When a boat is classified as a cuddy cabin, people tend to assume that it lacks the sophistication
and performance of a bigger, more expensive overnight cruiser. Nothing could be further from the truth
where Stingray's new 240CR is concerned. This new-generation cuddy cabin combines an amazing amount of
living space with sportboat performance and big-boat amenities.
A heavy dash of creative effort was put into the design of the 240CR, and the hard work of Stingray's
engineers is first evident at the center transom step-through that eliminates the wasted space created by
the traditional walk-through configuration. Passengers can simply remove a portion of the engine hatch
cushion and follow the steps from the swim platform to the cockpit. To further enhance efficiency, the
steps leading up to the foredeck have been integrated into the dash console.
As a result, the 240CR's layout is exceptionally practical and provides more interior room. In
addition to being able to fit more passengers, there's also enough space to fit in all those "extras"
that help make a long day on the water more comfortable.
The cockpit features a built-in sink with a 25 quart carry-on cooler to port, and an additional
built-in cooler behind the helm seat. The wrap-around aft cockpit seating with sunpad filler cushions
creates a cozy atmosphere for lounging. You can also quickly install the cockpit table for entertaining
The cabin provides sleeping accommodations for two — with adequate headroom for sitting —
and it also houses some cool hidden features, including a portable butane stove with an inverted
starboard mounting surface, and a portable head. It seemed that every time we lifted the boat cushion
there was another surprise waiting for us.
It doesn't take much to start feeling cramped in tight quarters, which is why Stingray's designers
made sure to include portable items, such as the cooler and stove. This makes it easy to move the
party ashore anytime.
Efficient and stylish designs have always been the goal of Stingray Powerboats, which has built 22
award-winning models since its inception in the late 1970s.
Under the leadership of Al Fink, the Hartsville, South Carolina-based company has also distinguished
itself in the marine industry with its technical orientation, which has been demonstrated by its
computer design and manufacturing capabilities. The company was one of the first to use computer-aided
design (CAD) for boats, which led to the creation of its patented Z-plane hull — Stingray's claim
The Z-plane hull design essentially incorporates hull strakes into the bottom of a deep-V, in order
to eliminate added volumes or surfaces. Previous designs featured strakes that appeared as external
appendages, which were added on after the hull surface was completed.
Z-planes act as horizontal planing faces when submerged, and when they are very near the water's
surface, their outside edges act as a spray release. The hull passes through the water with no
bubbles or vortices formed by the hull shape, creating a smooth flow of water that enables the propeller
to get a better bite during both straight-line speed and hard cornering maneuvers.

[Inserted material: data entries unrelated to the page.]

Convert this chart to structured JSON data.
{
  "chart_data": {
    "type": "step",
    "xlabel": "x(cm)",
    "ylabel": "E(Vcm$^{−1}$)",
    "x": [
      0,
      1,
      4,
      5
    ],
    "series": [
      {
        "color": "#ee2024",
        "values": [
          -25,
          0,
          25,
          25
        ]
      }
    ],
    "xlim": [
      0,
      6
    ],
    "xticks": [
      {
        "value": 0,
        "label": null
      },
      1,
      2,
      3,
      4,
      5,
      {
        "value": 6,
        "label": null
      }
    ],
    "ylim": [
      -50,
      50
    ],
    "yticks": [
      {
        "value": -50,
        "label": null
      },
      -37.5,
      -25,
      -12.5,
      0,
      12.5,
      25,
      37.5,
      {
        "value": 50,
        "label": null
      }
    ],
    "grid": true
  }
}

However, improved handling is not what catapulted Stingray's sales following the introduction of
the Z-plane. When tested against the competitors, Stingray boats have consistently achieved some of the
fastest top speeds with stock engine packages in virtually every size category.
We took the 240CR out for a ride on South Carolina's Lake Robinson, with two adults and 3/4 a tank of
fuel on board. Our test boat was equipped with a 280 hp Volvo Penta 5.7 liter Gi MPI with a Duoprop
stern drive, featuring twin counter-rotating propellers on a single axis.
The 240CR has a moderately deep 21 degrees of deadrise, which provided good hole shot. The twin-prop
drives helped lift the stern and brought the boat on plane in less than 5 seconds, without much bow
rise. It also enabled us to maintain a comfortable cruising speed of 20.5 mph at a low 2,500 rpm.
The counter-rotating props kept the hull from listing as we changed the trim angle, which provided
a secure feeling even at high speeds. The boat gripped the water in tight turns, without any prop
We experienced no front-end porpoising at wide-open throttle (52 mph at 5,100 rpm). The Z-plane
hull's notched transom allows the drive to be mounted higher — to reduce drag.
A well-appointed helm station added to the enjoyment of the ride. Woodgrain inlays added a touch
of elegance to the ergonomic dash, which comes with color-coordinated, backlit gauges. A tachometer
with an integrated electronic engine hour meter is included in the instrumentation.
As we continued across the lake, we turned up the volume on the Kenwood CD audio system and
music filled the cockpit.
Stingray didn't forget to include some fun features for all you sports enthusiasts. There's a large
swim platform with an anti-skid surface and a fully integrated multi-sport swim ladder. Optional
equipment includes a transom shower.
Anglers may opt for the fish-and-ski package, which includes a casting platform with pedestal
seating, tackle storage, a trolling motor panel with a dual battery box, and a livewell.
The 240CR is ideal for entertaining, taking the kids waterskiing or harbor hopping on weekends.
It's also a boat that will satisfy your craving for performance.
If you want a craft that you can take out overnight but you can't quite afford a small cruiser,
the 240CR makes an attractive option. For a compact, affordable cuddy cabin, the Stingray 240CR
proves to be much more boat than meets the eye.